Citizens have power, responsibility

by Barbara Clowdus

The clock ticks away opportunity along with time to polish and refurbish downtown Hobe Sound before other developments gut its luster and life. Residents have the power to effect real change and to by-step previous bureaucratic hurdles to genuine “re”-development of our downtown. Most important, perhaps, is that now we have a county official in our court, committed to working on citizens’ behalf. The power comes from the creation of the Martin County Redevelopment Agency by the Board of County Commissioners, which is funded from a percentage of property taxes returned to that area that must be spent locally. (And if not spent within three years, the money is returned to the county.)

The local Neighborhood Advisory Committee determines how the funds are spent, as long as they do not violate the county’s Growth Management Plan or exceed $250,000 in one expenditure, the latitude allows heretofore unprecedented options. The funds are not limited to projects such as laying sewer lines, building sidewalks, or installing pretty lampposts, as useful and necessary as all that is to creating a livable neighborhood.

The CRA also can serve as its own “economic development director” of sorts, choosing to spend its money to recruit businesses to fill empty storefronts, or to assist entrepreneurs by “filling the gap” between how much a bank will loan to finance an expansion project or to a purchase a building and that person’s actual cash on hand for a down payment. The CRA currently is creating opportunities for small, high-risk loans—the kind that banks no longer lend—in amounts from $5,000 to $25,000 for local businesses who need the cash to expand or change. The CRA has the power of imminent domain if used in the public’s interest for safety and health, demolishing and taking possession of abandoned buildings.

The CRA may purchase a plot of land or take possession of it for citizens’ safety. If the CRA chooses to purchase a piece of property, land values are determined in the public interest, rather than market value. The CRA also speeds the process of obtaining building permits and are currently working to develop a form-based code, significantly shortening the waiting time for permits. The county planning official in our court is Development Director Kevin Freeman, who has been in that position for less than a year. His energy and commitment took a Rio road project that had languished for five years, and by leaving his office, going into the Rio community, gathering business owners in one room–some of whom had never spoken to their business neighbors–the objections dissolved and the project is underway.
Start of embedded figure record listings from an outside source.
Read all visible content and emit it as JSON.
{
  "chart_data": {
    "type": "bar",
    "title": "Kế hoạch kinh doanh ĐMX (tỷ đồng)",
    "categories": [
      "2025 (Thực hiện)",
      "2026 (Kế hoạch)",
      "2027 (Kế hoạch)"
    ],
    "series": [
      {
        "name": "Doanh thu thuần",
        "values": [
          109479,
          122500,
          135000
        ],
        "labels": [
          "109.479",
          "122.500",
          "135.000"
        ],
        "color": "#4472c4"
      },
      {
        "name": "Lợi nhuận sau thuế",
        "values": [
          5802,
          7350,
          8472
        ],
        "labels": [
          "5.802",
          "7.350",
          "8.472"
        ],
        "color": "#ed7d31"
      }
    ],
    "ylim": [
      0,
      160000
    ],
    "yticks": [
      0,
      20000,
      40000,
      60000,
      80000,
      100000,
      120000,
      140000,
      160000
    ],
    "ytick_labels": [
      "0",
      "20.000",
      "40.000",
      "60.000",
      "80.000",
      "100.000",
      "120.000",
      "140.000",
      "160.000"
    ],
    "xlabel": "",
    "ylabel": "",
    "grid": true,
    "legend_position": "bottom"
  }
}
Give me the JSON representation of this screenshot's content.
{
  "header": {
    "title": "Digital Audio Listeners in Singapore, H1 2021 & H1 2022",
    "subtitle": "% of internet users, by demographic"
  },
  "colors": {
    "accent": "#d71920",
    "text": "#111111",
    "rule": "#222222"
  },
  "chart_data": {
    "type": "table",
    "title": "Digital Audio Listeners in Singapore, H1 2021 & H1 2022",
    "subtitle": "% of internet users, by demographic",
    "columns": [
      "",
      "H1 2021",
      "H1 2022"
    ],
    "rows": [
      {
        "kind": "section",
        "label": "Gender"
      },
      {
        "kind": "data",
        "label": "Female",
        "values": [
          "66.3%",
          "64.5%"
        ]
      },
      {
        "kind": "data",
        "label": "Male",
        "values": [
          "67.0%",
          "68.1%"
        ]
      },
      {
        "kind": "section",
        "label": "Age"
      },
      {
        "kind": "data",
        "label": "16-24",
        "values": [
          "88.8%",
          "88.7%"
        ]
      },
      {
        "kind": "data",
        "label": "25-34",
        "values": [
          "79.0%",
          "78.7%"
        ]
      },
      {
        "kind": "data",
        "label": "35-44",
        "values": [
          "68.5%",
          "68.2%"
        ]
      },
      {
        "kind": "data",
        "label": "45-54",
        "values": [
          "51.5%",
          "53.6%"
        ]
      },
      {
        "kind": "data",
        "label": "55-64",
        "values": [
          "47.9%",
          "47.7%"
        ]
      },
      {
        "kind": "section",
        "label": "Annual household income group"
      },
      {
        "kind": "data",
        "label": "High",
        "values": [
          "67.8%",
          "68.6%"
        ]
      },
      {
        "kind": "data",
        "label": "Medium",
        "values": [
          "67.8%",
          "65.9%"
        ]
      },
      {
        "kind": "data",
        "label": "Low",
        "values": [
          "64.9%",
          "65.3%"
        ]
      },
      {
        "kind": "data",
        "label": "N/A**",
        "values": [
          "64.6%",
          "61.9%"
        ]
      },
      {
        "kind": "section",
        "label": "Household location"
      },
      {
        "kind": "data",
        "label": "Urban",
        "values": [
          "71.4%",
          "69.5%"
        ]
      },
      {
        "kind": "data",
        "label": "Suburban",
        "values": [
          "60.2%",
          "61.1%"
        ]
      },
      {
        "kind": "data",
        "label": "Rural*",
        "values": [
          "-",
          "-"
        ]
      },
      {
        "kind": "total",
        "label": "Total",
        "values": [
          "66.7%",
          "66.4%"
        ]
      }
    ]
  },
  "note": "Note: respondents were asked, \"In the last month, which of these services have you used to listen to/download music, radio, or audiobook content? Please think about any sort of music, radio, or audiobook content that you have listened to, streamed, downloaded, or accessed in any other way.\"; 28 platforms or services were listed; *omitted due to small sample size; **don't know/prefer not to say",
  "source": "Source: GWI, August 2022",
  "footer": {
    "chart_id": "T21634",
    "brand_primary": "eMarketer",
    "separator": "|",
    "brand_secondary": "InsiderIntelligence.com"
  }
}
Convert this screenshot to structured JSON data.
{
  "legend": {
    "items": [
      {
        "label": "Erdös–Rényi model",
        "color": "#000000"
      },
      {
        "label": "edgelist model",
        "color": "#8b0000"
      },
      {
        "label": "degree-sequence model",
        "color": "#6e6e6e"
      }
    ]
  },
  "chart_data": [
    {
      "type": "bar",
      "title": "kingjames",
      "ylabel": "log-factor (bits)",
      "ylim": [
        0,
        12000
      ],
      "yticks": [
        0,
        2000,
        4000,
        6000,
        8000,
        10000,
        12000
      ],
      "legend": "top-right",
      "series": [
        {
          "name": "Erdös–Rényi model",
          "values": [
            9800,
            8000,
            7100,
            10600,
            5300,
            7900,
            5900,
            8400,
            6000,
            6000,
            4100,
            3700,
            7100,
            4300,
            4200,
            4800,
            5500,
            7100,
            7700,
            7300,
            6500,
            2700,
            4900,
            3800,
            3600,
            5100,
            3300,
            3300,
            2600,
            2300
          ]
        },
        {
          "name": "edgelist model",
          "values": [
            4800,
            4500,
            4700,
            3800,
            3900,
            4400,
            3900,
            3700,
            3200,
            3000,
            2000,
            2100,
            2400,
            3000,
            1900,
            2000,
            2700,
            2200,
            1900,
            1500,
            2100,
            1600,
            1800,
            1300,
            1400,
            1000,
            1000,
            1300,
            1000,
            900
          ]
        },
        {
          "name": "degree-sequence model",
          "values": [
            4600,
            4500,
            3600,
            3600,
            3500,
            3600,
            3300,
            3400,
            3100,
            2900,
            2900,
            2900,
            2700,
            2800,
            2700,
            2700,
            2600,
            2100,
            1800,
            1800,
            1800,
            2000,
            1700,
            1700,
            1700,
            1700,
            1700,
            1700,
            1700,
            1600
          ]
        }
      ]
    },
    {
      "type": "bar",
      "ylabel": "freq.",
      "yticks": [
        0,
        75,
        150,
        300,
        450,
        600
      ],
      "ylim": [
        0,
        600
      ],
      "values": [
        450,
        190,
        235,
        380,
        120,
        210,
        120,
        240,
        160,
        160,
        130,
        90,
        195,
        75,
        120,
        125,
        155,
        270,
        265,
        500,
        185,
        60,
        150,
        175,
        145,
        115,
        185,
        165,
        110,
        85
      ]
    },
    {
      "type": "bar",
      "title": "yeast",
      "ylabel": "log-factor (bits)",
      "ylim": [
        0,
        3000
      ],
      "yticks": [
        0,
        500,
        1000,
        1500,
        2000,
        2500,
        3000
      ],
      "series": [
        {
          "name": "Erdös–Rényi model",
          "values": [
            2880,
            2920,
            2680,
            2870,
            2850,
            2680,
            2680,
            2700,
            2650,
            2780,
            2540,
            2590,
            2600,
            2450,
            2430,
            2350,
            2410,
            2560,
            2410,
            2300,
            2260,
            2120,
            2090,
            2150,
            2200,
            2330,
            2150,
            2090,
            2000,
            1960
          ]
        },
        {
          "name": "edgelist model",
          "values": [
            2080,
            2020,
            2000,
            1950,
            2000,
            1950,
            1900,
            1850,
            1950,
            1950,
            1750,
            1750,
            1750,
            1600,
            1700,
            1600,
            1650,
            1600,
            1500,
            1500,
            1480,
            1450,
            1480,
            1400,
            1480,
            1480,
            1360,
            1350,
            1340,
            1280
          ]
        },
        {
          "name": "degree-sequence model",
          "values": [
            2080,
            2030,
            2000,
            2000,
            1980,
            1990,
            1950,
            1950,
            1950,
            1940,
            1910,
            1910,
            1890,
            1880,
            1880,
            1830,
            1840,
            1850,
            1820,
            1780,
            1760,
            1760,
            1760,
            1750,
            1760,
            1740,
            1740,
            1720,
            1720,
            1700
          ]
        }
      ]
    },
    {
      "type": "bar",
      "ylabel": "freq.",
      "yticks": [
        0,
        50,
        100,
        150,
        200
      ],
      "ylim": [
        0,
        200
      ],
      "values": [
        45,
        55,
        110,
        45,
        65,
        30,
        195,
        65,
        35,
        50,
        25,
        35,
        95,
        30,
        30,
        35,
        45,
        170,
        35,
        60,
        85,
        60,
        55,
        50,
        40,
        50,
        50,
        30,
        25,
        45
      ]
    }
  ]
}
Freeman’s work and his work ethic are recognized by county officials and members of local communities as a rarity in government. The concern citizens should have is this: How long will someone of that caliber and drive in county government resist the lures of greener and more challenging pastures elsewhere? We need to take advantage of every minute that Kevin Freeman is willing to give Hobe Sound businesses and citizens. It begins with citizens themselves; those with imagination, creativity, energy and commitment to step forward. It begins by attending the local Neighborhood Advisory Committee meetings held in Hobe Sound only quarterly and by attending monthly CRA meetings in Stuart. It begins when we insist that now is the time to tap into the power and potential available to us, before the time ticks away.